CULVER CITY, Calif.
THOMAS SMALL is an accomplished cook, so it’s important for him to try new and exotic ingredients every now and then. When it came to the construction of his eco-friendly house, that’s exactly what his architects gave him. After all, crushed sunflower husks and shredded blue jeans don’t sound like typical building blocks.
But in the world of green design, such ingredients are not rare. So now, Mr. Small and his wife, Joanna Brody, along with their two very young children and a pair of large French Briard dogs, share a prefabricated urban building that has become an example for others looking for creative ways to go green.
The project began with a challenge from one friend to another. “We want the greenest house you’ve ever designed, but we have almost no money,” Mr. Small recalled telling Whitney Sander, who, with his wife, Catherine Holliss, runs Sander Architects, of Venice, Calif. Another goal was that it be a quiet retreat and acoustically resonant to accommodate a passion of his, chamber music recitals.
Inspired by the house that Charles and Ray Eames created in 1949 from a prefabricated steel frame and doors, windows and the like ordered from a catalog, the architects took the project on the condition that they could pursue a novel strategy. Besides using acrylic, Panelite, recycled steel and Styrofoam, they would try unusual ingredients like sunflower husks for wall panels and bookshelves, and blue jeans (for insulation).
It was an unorthodox vision for a site containing little more than a decrepit bungalow. Hoping to start a family and eager for abundant space and natural light, Ms. Brody, 44, and Mr. Small, 49, bought it a few years ago, exchanging a three-story Santa Monica town house for a bargain on a leafy cul-de-sac in this former blue-collar neighborhood.
Because they have ties to the arts (she works at home as a public relations consultant to arts and environmental groups; he was a movie writer and producer and is now a marketing consultant to architects and also a music critic), they considered the location and its new art galleries and restaurants ideal.
The bungalow wasn’t worth saving, so in its place the architects gave them a prefabricated structure with a customized steel frame and panels. The materials, which cost $22,000, arrived on a flatbed truck and were erected in three weeks, for $18,000. The contractor, Sean Icaza, embraced the chance to master a new way of building, but the biggest cost was time: with a tight budget, planning and construction stretched out for three years. The final cost, including trim, plumbing and so on, was $528,000, only about a third of the going rate for architect-designed houses of this size in the Los Angeles area.

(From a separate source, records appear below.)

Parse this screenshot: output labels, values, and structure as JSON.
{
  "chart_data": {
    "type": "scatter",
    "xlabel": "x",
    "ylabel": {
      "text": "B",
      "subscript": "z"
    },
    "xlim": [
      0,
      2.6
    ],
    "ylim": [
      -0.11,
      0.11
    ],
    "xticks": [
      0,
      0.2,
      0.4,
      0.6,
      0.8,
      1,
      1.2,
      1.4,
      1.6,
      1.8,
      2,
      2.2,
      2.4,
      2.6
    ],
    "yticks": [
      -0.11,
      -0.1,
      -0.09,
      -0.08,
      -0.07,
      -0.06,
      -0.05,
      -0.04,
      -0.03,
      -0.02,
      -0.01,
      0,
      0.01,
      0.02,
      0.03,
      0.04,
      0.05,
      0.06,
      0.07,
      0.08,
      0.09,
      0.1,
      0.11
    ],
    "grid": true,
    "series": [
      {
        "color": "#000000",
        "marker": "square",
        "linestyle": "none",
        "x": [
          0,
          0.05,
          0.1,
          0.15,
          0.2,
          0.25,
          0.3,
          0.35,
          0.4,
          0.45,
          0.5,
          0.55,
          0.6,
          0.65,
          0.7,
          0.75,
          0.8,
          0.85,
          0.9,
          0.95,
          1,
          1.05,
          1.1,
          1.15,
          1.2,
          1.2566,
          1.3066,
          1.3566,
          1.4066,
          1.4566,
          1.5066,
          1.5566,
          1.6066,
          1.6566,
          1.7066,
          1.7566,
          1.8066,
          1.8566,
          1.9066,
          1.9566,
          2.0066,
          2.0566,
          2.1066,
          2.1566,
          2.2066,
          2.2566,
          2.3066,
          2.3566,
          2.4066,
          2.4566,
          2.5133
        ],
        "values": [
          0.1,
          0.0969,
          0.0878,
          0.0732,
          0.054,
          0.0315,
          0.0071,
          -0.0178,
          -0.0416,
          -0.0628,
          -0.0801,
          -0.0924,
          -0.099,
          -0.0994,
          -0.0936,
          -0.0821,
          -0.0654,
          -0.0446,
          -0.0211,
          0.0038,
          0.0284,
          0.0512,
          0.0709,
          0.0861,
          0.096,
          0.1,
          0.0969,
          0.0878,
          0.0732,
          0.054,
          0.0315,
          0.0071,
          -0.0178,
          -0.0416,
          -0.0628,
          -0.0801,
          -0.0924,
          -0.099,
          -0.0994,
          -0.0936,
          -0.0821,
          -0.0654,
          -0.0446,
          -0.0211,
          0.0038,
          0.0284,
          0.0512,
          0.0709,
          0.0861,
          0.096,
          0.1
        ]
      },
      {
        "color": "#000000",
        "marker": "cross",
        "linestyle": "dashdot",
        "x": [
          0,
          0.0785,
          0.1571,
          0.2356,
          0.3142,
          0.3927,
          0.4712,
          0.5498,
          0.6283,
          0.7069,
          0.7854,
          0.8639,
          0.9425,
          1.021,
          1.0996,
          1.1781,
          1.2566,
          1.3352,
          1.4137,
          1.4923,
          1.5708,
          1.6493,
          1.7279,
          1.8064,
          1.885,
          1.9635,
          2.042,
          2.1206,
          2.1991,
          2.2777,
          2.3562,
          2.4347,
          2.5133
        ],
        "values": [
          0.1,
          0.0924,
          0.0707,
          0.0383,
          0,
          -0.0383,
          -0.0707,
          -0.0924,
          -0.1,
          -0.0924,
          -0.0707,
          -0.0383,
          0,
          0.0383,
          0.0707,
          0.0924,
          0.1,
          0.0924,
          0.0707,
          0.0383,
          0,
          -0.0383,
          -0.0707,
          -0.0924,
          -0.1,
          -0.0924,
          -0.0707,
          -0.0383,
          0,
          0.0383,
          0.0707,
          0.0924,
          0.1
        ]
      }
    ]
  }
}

The 4,200-square-foot house, which is low-maintenance and has a small carbon footprint, rises to the 30 feet allowed by zoning. It runs along the site’s north side and, through five glass doors set side by side, opens southward to a long, thin yard. There is a duplex rental apartment over the carport in front, and bamboo and bougainvillea have been planted at the edge of the plot for screening.
The house fulfills the owners’ ambition to create a work of art that is intensely green: it relies on cross-ventilation for cooling and passive solar energy for heating, and recycled water irrigates the garden. Three sides of the house are clad in folded steel panels the color of a good burgundy. The fourth side, the south wall, is a geometric assembly of concrete, acrylic and glass, inspired, Mr. Sander said, by a Georges Braque Cubist piece, “Aria of Bach.”
To create rigid buttresses that support the upper floors, wire mesh and rebar were wrapped around Styrofoam and sprayed with concrete. For insulation and sound absorption, the ceiling and walls were lined with two layers of shredded jeans, part of them exposed. Held by wire mesh, they complement the screw-on panels of fiberboard, made of crushed sunflower husks and rising to 16 feet in the living area.
An open kitchen provides Mr. Small with a command post for entertaining. The entire living area is lighted from suspended bars and frames of halogen spots that are dimmed for energy conservation and will be replaced by L.E.D.’s, which are expected to become less costly.
The north wall is lined with built-in bookshelves accessed from a shallow ramp. Made of broad bamboo stair treads, the ramp serves as a gallery for concerts on the concrete floor below. Lining it is a railing of rice grass laminated within sheets of tempered glass.
The ramp leads to the second-floor master bedroom, where clear windows near the ceiling offer a prime view of the light shows outside. ‘‘I love waking up to unshaded light and watching the passage of the moon,” Ms. Brody said. “On July Fourth, we watched four fireworks displays from our bed.”